# Java programming - illegal start of expression



## bigk

Hey every one, 

I'm new to Java programming and I've been makeing this text adventure game. But for some reason I got this "illegal start of expression" error. Can any one help me out?  The error is on the 5th line. (private void doGo line) Also I just copy a 3-5 lines above and below the paragrph of where the problem is. So you get a idea of what around the problem too.
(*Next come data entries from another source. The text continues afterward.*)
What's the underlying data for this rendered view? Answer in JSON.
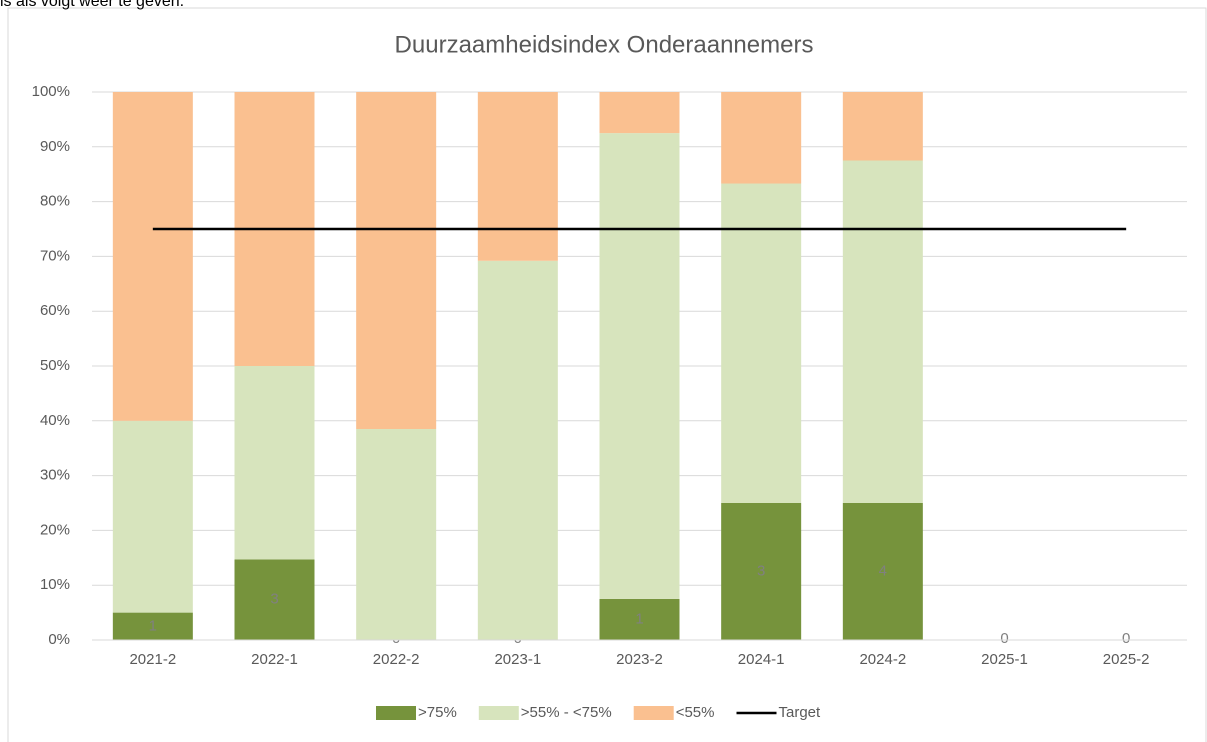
{
  "page_text": "is als volgt weer te geven.",
  "chart_data": {
    "type": "stacked_bar",
    "title": "Duurzaamheidsindex Onderaannemers",
    "categories": [
      "2021-2",
      "2022-1",
      "2022-2",
      "2023-1",
      "2023-2",
      "2024-1",
      "2024-2",
      "2025-1",
      "2025-2"
    ],
    "series": [
      {
        "name": ">75%",
        "color": "#76933c",
        "values": [
          5,
          14.7,
          0,
          0,
          7.5,
          25,
          25,
          0,
          0
        ],
        "counts": [
          1,
          3,
          0,
          0,
          1,
          3,
          4,
          0,
          0
        ]
      },
      {
        "name": ">55% - <75%",
        "color": "#d7e4bd",
        "values": [
          35,
          35.3,
          38.5,
          69.2,
          85,
          58.3,
          62.5,
          0,
          0
        ]
      },
      {
        "name": "<55%",
        "color": "#fac090",
        "values": [
          60,
          50,
          61.5,
          30.8,
          7.5,
          16.7,
          12.5,
          0,
          0
        ]
      },
      {
        "name": "Target",
        "color": "#000000",
        "type": "line",
        "values": [
          75,
          75,
          75,
          75,
          75,
          75,
          75,
          75,
          75
        ]
      }
    ],
    "ylim": [
      0,
      100
    ],
    "yticks": [
      {
        "value": 0,
        "label": "0%"
      },
      {
        "value": 10,
        "label": "10%"
      },
      {
        "value": 20,
        "label": "20%"
      },
      {
        "value": 30,
        "label": "30%"
      },
      {
        "value": 40,
        "label": "40%"
      },
      {
        "value": 50,
        "label": "50%"
      },
      {
        "value": 60,
        "label": "60%"
      },
      {
        "value": 70,
        "label": "70%"
      },
      {
        "value": 80,
        "label": "80%"
      },
      {
        "value": 90,
        "label": "90%"
      },
      {
        "value": 100,
        "label": "100%"
      }
    ],
    "grid": true,
    "legend": "bottom"
  }
}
Here's a small part of my code: 

------------------------------------------------------

} else 
{
io.showoutput("nothing happened.");
}
private void doGo (String direction) 
{
if(direction == null) }{
// if there is no second word, we don't know where to go...
System.out.println("Go where?");
return;
}

// Try to leave current room.
Room nextRoom = currentRoom.getExit(direction);

if (nextRoom == null)
io.showOutput("I can't go that way.");
else {
currentRoom = nextRoom;
io.clear();
updateOutput();
}
}
private void updateOutput()
{
io.showOutput("room: " + currentRoom);
io.showOutput(currentRoom.getDescription());

------------------------------------------------------

Also if i come across any more errors could I private message any one? 

Thank you for reading, MERRY CHRISTMAS!  

Bigk


----------



## Chicon

Hi bigk,

A *}* is missing before the 5th line.


----------



## bigk

Thank you for replying. I'm haveing some trouble finding where to put the }.

bigk


----------



## Chicon

Code:


[SIZE=4]
 } else
{
io.showoutput("nothing happened.");
}
[B]}[/B]  [COLOR=Red]<----- here[/COLOR]
private void doGo (String direction)
{
if(direction == null) }{
[/SIZE]


----------



## bigk

The code said:


> ------------------------------------------------------
> 
> } else
> {
> io.showoutput("nothing happened.");
> }
> private void doGo (String direction)
> {
> if(direction == null) }{ <----------- THIS ONE.
> // if there is no second word, we don't know where to go...
> System.out.println("Go where?");
> return;
> }
> 
> // Try to leave current room.
> Room nextRoom = currentRoom.getExit(direction);
> 
> if (nextRoom == null)
> io.showOutput("I can't go that way.");
> else {
> currentRoom = nextRoom;
> io.clear();
> updateOutput();
> }
> }
> private void updateOutput()
> {
> io.showOutput("room: " + currentRoom);
> io.showOutput(currentRoom.getDescription());
> 
> ------------------------------------------------------


Now it saying it this one that has the "illegal start of expression". (It just went two lines down.)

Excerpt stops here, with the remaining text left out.